A República dos sonhos

Fazendo confusão ou mal informados, alguns dizem ter sido Prudente de Moraes – diante dos descalabros do início da república brasileira, em mãos de militares – quem pronunciou a frase-desabafo: “Esta não é a república dos meus sonhos.” Na verdade, a lamentação foi de Saldanha Marinho, um dos mais combativos jornalistas e políticos brasileiros, grande líder em prol da instalação da República. Ao ver os desatinos de Deodoro da Fonseca e de Floriano Peixoto, Saldanha Marinho enxergou que o sonho republicano fora frustrado. E que apenas viria a receber sopros de dignidade com a vitória do civilista Prudente de Moraes.

O Brasil, ainda hoje, luta para se transformar numa república séria, verdadeira, decente. No tempo dos coronéis – da então “república velha”, derrubada pela revolução de 1930 – o que houve foi mudança de donos: do imperador para os oligarcas. Depois, a ditadura de Getúlio Vargas que se, na verdade, instalou o Estado Brasileiro, não passou de uma ditadura. Sómente após a II Guerra Mundial, com a Constituição de 1946, tivemos experiências democráticas memoráveis, apesar de lutas terríveis pelo poder, de corrupção persistente, mas de conquistas memoráveis. Tudo iria terminar com o golpe militar de 1964. Mais uma vez, não se realizava a “República dos Sonhos “ de Saldanha Marinho.

Após a ditadura militar – mesmo com a auto-denominada Constituição Cidadã – continuamos vivendo a saga de, ao mesmo tempo, ser e não ser. A democracia – se for vista apenas como eleições livres e rotatividade do poder – está relativamente consolidada, mesmo porque ainda há feudos de novos coronéis, agora travestidos de donos de partidos e com muito poder político-econômico.

O desenvolvimento econômico do Brasil é inegável e, nestes últimos dez anos – a chamada “era Lula/Dilma” – temos visto melhoras alvissareiras.

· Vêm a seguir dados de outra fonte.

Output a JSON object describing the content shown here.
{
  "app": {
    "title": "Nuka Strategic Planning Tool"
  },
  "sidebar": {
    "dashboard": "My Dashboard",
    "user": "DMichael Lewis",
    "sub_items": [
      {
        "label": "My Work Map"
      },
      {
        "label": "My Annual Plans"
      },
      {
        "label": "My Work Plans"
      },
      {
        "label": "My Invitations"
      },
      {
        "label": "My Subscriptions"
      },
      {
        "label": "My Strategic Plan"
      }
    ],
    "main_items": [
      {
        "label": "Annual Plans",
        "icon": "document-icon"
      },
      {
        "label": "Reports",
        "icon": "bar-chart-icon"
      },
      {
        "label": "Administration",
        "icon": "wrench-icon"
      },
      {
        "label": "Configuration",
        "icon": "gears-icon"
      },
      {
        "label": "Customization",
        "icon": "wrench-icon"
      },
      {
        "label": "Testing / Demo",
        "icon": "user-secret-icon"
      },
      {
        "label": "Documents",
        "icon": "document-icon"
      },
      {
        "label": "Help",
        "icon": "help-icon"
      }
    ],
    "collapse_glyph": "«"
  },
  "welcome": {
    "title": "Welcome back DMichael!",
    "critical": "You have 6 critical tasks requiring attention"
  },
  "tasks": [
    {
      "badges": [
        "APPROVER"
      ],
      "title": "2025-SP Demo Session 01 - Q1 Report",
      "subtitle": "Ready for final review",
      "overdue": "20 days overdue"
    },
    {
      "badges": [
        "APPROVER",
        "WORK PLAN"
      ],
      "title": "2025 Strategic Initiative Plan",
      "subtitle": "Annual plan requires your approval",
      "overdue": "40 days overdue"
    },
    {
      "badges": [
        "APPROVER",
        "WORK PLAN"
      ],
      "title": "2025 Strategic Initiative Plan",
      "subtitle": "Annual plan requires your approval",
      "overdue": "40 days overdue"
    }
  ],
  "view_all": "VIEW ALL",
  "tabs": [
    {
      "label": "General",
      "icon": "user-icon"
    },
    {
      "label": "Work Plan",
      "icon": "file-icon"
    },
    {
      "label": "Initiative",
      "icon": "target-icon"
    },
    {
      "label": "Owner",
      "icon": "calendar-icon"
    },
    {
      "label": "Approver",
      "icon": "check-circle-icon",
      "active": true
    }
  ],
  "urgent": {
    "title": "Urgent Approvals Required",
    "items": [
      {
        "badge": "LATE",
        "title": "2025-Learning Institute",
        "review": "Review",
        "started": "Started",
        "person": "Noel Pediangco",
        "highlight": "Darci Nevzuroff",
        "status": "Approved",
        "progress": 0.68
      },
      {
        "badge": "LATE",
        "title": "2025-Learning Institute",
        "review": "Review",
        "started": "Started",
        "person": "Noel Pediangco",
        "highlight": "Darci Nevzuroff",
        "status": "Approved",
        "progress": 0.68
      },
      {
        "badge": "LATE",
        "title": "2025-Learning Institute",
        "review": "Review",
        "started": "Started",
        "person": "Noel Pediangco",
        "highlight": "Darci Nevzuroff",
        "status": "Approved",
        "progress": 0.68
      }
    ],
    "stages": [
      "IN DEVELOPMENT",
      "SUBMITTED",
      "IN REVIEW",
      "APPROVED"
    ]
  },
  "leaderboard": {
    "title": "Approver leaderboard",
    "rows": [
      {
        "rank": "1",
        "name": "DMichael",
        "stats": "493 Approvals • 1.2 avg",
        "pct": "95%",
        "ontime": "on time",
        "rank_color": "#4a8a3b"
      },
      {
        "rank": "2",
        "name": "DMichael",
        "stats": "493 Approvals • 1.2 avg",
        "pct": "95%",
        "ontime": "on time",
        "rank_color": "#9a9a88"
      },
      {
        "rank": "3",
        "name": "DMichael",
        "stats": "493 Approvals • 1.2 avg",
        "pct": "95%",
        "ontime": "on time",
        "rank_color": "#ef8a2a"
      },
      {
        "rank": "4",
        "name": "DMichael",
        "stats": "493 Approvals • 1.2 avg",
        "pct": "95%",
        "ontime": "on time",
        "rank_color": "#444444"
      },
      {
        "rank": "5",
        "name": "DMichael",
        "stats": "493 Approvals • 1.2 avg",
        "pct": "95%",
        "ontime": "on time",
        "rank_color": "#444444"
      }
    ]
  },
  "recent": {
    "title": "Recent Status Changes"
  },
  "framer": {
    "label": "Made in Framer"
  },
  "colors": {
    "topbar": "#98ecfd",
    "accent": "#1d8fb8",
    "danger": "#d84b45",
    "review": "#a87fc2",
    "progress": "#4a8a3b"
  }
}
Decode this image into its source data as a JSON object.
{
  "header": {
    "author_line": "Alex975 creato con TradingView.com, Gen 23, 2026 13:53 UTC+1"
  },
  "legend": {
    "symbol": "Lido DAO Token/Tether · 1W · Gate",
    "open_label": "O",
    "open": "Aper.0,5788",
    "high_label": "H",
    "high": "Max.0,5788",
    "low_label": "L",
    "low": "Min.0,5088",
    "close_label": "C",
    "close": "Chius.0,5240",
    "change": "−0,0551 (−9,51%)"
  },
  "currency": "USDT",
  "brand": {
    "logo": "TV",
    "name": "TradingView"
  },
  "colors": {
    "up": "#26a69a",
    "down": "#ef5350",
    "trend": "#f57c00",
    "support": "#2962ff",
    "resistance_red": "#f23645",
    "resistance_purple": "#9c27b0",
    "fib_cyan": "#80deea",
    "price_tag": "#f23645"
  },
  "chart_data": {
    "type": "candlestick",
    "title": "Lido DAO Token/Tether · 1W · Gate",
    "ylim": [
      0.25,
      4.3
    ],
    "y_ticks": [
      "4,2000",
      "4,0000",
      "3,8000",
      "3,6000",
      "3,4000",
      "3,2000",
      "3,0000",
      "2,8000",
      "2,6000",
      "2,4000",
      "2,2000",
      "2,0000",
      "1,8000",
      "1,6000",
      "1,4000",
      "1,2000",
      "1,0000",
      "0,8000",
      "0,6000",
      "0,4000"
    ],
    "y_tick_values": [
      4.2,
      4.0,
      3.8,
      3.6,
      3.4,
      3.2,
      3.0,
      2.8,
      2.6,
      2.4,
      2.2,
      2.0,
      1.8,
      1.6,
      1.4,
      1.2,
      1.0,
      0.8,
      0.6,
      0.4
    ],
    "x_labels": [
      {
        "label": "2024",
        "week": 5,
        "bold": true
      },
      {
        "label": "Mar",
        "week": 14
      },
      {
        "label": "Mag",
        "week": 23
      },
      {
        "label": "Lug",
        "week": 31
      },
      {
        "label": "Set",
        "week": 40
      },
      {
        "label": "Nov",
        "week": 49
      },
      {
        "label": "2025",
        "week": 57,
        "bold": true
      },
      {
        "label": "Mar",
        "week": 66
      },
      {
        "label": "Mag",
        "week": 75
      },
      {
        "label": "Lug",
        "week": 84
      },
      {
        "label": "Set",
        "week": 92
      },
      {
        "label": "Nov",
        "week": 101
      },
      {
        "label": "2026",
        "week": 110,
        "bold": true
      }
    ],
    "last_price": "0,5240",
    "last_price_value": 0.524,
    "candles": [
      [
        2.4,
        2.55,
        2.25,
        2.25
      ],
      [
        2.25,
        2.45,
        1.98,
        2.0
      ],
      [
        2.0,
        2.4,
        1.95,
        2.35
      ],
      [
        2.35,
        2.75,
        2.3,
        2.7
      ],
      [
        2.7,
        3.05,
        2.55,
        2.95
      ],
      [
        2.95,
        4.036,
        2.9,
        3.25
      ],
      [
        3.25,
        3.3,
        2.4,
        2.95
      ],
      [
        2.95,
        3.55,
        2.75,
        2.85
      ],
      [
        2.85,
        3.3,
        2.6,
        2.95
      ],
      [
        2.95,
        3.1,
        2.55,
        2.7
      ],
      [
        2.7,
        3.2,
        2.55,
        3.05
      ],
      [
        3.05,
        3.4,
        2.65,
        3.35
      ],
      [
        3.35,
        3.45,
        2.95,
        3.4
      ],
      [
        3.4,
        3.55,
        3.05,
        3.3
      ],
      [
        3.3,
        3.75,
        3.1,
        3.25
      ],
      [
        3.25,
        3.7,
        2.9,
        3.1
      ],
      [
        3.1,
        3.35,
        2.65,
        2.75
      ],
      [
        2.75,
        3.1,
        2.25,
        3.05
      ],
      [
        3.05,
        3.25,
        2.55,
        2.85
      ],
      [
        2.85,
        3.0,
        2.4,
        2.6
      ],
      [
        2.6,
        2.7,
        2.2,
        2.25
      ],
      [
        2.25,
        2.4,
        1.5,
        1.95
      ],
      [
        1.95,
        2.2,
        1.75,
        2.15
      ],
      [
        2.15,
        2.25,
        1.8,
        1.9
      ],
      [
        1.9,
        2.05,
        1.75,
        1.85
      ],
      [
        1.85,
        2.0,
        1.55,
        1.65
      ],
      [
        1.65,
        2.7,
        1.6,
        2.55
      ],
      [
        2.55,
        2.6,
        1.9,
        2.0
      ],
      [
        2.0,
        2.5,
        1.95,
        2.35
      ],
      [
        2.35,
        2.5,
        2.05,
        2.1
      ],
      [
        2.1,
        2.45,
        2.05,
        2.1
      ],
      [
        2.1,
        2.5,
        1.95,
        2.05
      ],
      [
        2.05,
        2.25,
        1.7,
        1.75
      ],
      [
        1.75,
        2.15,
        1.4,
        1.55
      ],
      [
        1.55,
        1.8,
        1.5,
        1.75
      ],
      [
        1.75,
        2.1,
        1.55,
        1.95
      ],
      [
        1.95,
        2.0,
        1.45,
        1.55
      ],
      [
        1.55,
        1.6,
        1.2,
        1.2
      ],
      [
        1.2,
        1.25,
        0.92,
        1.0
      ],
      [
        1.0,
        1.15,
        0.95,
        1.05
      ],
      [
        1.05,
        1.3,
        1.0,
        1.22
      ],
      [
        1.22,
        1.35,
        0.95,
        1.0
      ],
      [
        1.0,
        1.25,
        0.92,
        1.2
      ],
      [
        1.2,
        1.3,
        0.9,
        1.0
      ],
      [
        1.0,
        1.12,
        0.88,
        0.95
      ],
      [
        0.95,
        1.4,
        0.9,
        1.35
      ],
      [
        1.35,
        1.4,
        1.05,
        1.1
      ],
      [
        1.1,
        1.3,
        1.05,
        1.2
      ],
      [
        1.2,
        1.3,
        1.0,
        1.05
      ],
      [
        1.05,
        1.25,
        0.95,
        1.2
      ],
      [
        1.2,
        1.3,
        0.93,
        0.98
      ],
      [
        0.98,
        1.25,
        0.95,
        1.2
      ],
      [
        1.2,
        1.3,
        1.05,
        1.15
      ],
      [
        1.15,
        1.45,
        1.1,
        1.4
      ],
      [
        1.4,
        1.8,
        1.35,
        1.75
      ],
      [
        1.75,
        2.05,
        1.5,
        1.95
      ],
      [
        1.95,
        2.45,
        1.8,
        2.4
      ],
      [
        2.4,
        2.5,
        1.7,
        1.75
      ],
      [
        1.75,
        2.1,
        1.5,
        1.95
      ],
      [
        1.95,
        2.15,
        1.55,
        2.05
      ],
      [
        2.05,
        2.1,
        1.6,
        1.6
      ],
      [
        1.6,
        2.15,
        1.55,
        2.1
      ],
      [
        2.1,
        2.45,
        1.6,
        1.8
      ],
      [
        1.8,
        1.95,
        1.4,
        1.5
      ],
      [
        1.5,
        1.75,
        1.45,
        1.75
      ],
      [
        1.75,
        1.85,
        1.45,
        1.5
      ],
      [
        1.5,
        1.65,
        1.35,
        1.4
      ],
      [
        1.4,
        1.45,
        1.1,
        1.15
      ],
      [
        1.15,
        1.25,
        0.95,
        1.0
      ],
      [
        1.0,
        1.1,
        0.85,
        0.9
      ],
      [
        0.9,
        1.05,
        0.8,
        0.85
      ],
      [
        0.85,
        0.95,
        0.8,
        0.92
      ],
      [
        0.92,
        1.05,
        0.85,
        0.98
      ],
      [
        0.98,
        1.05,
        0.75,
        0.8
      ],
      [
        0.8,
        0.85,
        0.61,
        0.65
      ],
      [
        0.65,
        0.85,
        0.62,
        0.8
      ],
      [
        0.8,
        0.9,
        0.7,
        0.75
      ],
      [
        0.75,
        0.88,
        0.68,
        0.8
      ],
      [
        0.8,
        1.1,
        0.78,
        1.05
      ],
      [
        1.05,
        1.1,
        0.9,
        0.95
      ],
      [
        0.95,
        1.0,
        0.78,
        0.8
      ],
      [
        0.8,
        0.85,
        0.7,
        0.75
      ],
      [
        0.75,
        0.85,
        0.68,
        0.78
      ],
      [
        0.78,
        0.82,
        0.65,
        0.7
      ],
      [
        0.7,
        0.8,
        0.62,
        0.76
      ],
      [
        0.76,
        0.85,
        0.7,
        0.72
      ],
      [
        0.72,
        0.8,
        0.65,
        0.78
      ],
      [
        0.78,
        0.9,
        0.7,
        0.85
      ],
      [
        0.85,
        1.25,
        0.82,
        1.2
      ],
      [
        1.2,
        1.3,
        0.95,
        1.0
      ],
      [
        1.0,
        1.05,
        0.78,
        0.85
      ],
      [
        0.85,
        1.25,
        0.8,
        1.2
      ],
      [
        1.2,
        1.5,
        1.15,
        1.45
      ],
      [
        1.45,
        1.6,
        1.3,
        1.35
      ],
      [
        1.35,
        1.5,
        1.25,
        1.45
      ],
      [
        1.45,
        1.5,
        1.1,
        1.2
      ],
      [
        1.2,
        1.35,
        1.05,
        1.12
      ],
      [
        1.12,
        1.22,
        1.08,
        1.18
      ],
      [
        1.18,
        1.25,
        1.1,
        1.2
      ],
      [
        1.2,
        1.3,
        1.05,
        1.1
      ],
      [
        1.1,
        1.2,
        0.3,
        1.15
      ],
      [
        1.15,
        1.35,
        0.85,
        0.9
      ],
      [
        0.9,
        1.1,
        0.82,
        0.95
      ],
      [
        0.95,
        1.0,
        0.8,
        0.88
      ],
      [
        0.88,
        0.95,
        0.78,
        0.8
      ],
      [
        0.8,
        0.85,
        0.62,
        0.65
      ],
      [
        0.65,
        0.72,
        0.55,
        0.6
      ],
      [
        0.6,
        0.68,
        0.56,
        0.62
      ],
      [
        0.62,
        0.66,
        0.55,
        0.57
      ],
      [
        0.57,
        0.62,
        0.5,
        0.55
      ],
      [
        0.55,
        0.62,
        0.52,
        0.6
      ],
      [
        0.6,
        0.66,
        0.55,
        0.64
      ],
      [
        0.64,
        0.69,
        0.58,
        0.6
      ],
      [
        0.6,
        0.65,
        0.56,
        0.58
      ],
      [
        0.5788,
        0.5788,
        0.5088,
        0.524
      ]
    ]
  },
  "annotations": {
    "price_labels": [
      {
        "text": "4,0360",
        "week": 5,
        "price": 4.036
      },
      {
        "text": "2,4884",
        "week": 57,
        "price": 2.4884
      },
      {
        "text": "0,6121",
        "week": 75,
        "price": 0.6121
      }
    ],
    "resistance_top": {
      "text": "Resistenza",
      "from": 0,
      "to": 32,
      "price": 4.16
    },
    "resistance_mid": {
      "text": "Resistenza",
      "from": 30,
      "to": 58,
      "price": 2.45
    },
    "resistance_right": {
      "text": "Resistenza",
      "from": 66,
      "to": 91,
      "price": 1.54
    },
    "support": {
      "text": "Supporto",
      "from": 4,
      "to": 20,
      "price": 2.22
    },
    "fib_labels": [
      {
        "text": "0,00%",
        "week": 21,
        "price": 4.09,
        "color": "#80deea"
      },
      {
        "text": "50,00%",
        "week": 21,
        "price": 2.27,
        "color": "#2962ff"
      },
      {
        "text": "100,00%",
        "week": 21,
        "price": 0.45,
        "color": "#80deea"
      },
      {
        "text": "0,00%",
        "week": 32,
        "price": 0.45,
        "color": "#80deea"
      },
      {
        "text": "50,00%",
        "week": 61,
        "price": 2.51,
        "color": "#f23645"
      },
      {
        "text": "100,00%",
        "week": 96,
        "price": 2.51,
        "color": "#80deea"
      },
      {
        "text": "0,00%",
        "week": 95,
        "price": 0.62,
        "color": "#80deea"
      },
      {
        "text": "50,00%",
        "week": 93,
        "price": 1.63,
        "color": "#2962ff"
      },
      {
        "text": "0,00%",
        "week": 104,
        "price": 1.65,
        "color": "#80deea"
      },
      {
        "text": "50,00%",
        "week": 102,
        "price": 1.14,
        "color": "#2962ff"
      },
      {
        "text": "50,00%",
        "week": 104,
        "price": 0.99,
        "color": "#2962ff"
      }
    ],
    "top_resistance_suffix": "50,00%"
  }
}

Mas a fragilidade republicana e democrática continua. As instituições estão sólidas apenas no sentido de ser abrigo para privilegiados. Educação, saúde, segurança – entre tantos outros setores que dão vigor à cidadania – estão em estado calamitoso, fruto de dezenas de anos de descaso, abandono e desinteresse.

A “coisa pública “ – a “res publica”, que é fundamento da alma republicana – é, ainda, uma velha e esperta prostituta a serviço dos mais espertos e poderosos. A miséria persiste em faixas imensas da população, apesar da grande ascensão das ditas “classes emergentes” que, no entanto, são mais valorizadas pela sua capacidade de consumo – os “novos consumidores” – do que por sua consciência de cidadania. Mais do que verdadeiros e lúcidos cidadãos, são voláteis consumidores. Uma crise econômico-financeira que atinja o Estado brasileiro fará evaporar essa nova e chamada Classe C. Não tem consistência, além daquilo que ainda pode consumir.

A República dos Sonhos – de Saldanha Marinho e de todos os cidadãos conscientes – implica, primeiramente, em uma democracia realmente sólida que persiga a justiça social. Essa república tão almejada e sonhada não pode admitir fossos tão profundos de desigualdade social, cultural e econômica. O Brasil, hoje – com seu crescimento inegável, 6ª.potência econômica do mundo – está portando-se como o novo rico que, sem senso de ridículo ou noção de pudor, exibe suas aquisições materiais sem saber, na verdade, o que elas significam ou para que servem. Uma república verdadeira e decente tem elos de união indissolúveis, que são a síntese das aspirações de um povo. São elos de solidariedade, de civismo, de orgulho nacional, de cidadania consciente, de uma consciência coletiva justa e nacional.

Os intelectuais e políticos – entre eles Saldanha Marinho e os Moraes Barros – que imaginaram a república proclamada em 15 de Novembro de 1899 sabiam o que pretendiam, pois a experiência de uma nova estrutura político-social já estava implantada em outras partes do mundo, em especial nos ideais da revolução francesa e na formação republicana dos Estados Unidos.

Estamos, ainda, em busca dela. E, mais do que nunca, é preciso insistir, acreditar, rever, limpar, expurgar, como numa faxina geral a um ideário republicano viciado e superado. Há uma república viciada e viciosa. Mas não chegamos, ainda, à “República dos Sonhos”. Ir em busca dela é preciso, numa construção coletiva, com a consciência de cada cidadão consciente do valor da brasilidade.